Imagine you have 3 branches: local-dev-tuneup, bugfix-a, feature-b

Remember in JJ you're always "in a commit", so the equivalent of the git working tree (i.e. unstaged changes in git) is just a new commit, often with no description set yet. (Because in JJ a commit also doesn't need a description/commit message immediately).

So in a mega-merge you can have a working tree that pulls from local-dev-tuneup, bugfix-a, and feature-b, and you can then squash or split changes out of it onto any of those source branches. Like you can avoid serializing those branches before you're ready to.

I've definitely faced the scenario in Git where I have a unmerged changes that I want to use while continuing work on a feature branch. I end up creating a PR for the branch of the first smaller features (e.g. local-dev-tuneup->master), then a second PR pointing at the first (feature-a -> local-dev-tuneup). It works but it's all a bit cumbersome, even more so if feature-a ends up needing to land before local-dev-tuneup. JJ has better tools for handling this.

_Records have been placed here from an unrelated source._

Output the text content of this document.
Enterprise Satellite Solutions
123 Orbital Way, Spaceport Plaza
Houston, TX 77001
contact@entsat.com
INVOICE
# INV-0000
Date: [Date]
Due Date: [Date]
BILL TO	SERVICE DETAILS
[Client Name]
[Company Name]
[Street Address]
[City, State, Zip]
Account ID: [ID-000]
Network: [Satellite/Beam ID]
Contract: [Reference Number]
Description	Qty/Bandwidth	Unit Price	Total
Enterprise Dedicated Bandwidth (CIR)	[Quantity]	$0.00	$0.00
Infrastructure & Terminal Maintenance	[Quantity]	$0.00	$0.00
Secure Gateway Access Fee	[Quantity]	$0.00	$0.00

Or potentially a team member has critical changes with a PR open and you want to start building on top of their changes now. Manageable in Git but you're locked in on a branch of their branch. Now add a second set of critical changes. Can be done in git but you'll be jumping through hoops to make it happen.

Of course you might say that all indicates a workflow/process problem, but my experience is this situations are common enough but not frequent.

(I haven't actually used megamerges myself yet but the article has me ready to try them out!)